Cross-file repetitions and TM matching
What are cross-file repetitions?
General information
Cross-file repetitions are just segments which are repetitions of the first instance of a particular segment (they have the same content). This segment is placed in the primary file (the file in which a particular segment occurs for the first time). In other words, if you have segments in other files that are repetitions of a particular segment from the primary file, those are called cross-file repetitions.
The analysis of a project takes place in a "top-to-bottom" fashion. When you create a project with multiple files that have the same segment, the first instance of that segment will be marked as Unmatched. Other instances of that segment in other files will be marked as a Repetition with this information: Repeat - matched across files:
If you see this information, it just means that this segment has not been translated yet in any file.
If any instance of that segment in any file is translated, then the relevant translation will be inserted in other occurrences if you access them in XTM Workbench, in the "Edit" mode:
IMPORTANT!
Please remember, that cross-file repetitions depend solely on records saved in TM! Therefore, for example, the use of a raw MT match which is not saved in TM will not cause cross-file repetitions to be populated with relevant translation.
Repetitions and cross-file repetitions are two separate functionalities.
The repetitions update is based on the user's settings in XTM Workbench.
The cross-file repetitions, however, are subject to the normal updating of matches, i.e. the current segment + 2 segments below will be updated.
If a particular cross-file repetition receives a TM match upon project analysis, its first instance will have an ICE/Leveraged status whereas the instances in subsequent files will be assigned Leveraged status and will be displayed in Project Metrics (external matches always take precedence over any kind of internal matching). This is caused by the fact, that the first instance was not marked as a repetition when the file was analyzed:
Although there cannot be a match from the same segment when it has been translated without reanalysis, it is expected that the first occurrence can receive a match from the other segment, which in this case is the child repetition.
Why are there so many repetitions in the Project Metrics?
In the vast majority of cases, the cause of this issue stems from the fact that two or more files containing similar segments are uploaded within the framework of a single XTM Cloud project. Then, one file gets repetitions, and the file that contains parent repetitions is deleted from the project. As a result, you are left with only one file with “ghost cross-file repetitions” pointing to a deleted file.
In general, when files are added/deleted after project creation, full project reanalysis is required to calculate cross-file repetitions properly.
Therefore, if you have only one file in an XTM Cloud project that contains some segments with information: Repeat - matched across files, the project most probably has not been reanalyzed since the deletion of some older files, which should be done soon after that.
Why are the Project Metrics showing translations as Repetitions and not as No Matching after the Linguist translated from scratch most of the repetitions in the file?
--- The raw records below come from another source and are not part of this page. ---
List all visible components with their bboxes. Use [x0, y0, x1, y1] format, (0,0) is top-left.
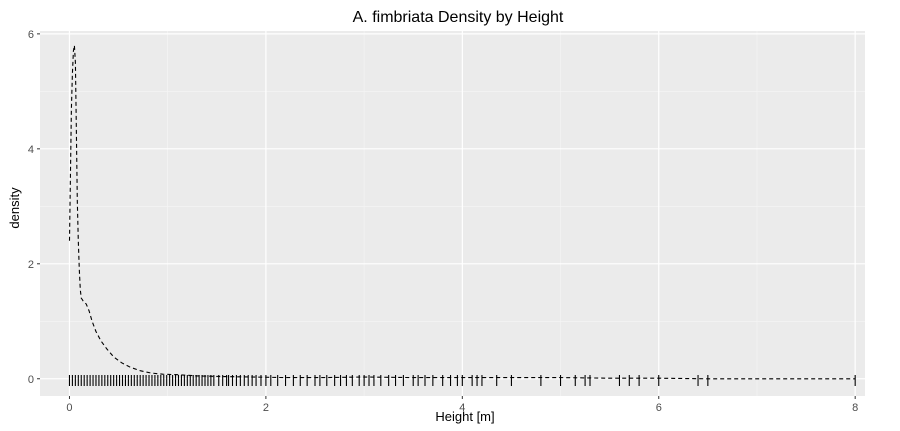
axes: 0 2 4 6 8 0 2 4 6 — [28, 29, 858, 414]
x-tick-label: 8 — [852, 402, 858, 414]
y-tick-label: 0 — [28, 374, 34, 386]
panel-background — [40, 31, 865, 396]
y-tick-label: 4 — [28, 144, 34, 156]
chart-title: A. fimbriata Density by Height — [353, 9, 564, 26]
x-axis-title: Height [m] — [435, 409, 494, 424]
y-tick-label: 6 — [28, 29, 34, 41]
rug — [68, 375, 856, 386]
x-tick-label: 6 — [656, 402, 662, 414]
x-tick-label: 4 — [459, 402, 465, 414]
y-axis-title: density — [7, 187, 22, 229]
x-tick-label: 2 — [263, 402, 269, 414]
x-tick-label: 0 — [66, 402, 72, 414]
y-tick-label: 2 — [28, 259, 34, 271]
Such situation usually occurs when your project contains two files which are very close copies of one another:
Primary file (the file in which a particular segment occurs for the first time),
Copy file (the file that has the same segments as in the primary file)
The issue unveils when the Linguist translated this copy file first. The cross-file repetitions in the Matches panel in XTM Workbench refer to the same segment but in the primary file. Since the primary file was not translated, the repetition does not have any target text yet. Only when the primary file is translated properly, will the cross-file repetitions be populated.
Since the linguist translated the copy file first, those segments essentially had no TM matches, but Metrics still have to reflect the highest available TM match in the segment.
Nonetheless, you can use the Linguist’s Statistics for calculating the cost. In a situation where there is a segment with a Repetition that has no translation, the segment is treated as a No Matching segment in Statistics.
The "Hide repeated segments" option
In XTM Cloud, you can enable the option to hide repeated segments, and this also applies to cross-file repetitions (of course, except for the first instance of the segment). This setting can be enabled in Configuration → Settings → Translation → TM → Repeats:
Once enabled, the option is activated in the "create a new project" form when you can specify the percentage of a particular file at which repetitions occupy, at which the option shall be activated:
This feature in question hides repeated segments and populates the repetitions with the translation of the parent/original segment upon target generation, allowing for great consistency of translation.
Good to know!
Remember that, while repeated segments in XTM Workbench can be hidden, they are automatically populated with the newest translation in subsequent files so they will be translated accordingly in a target file once that file is generated again. Also, the Metrics will still display those repetitions, and the file concerned will show the original number of segments in the Project editor → Workflow section.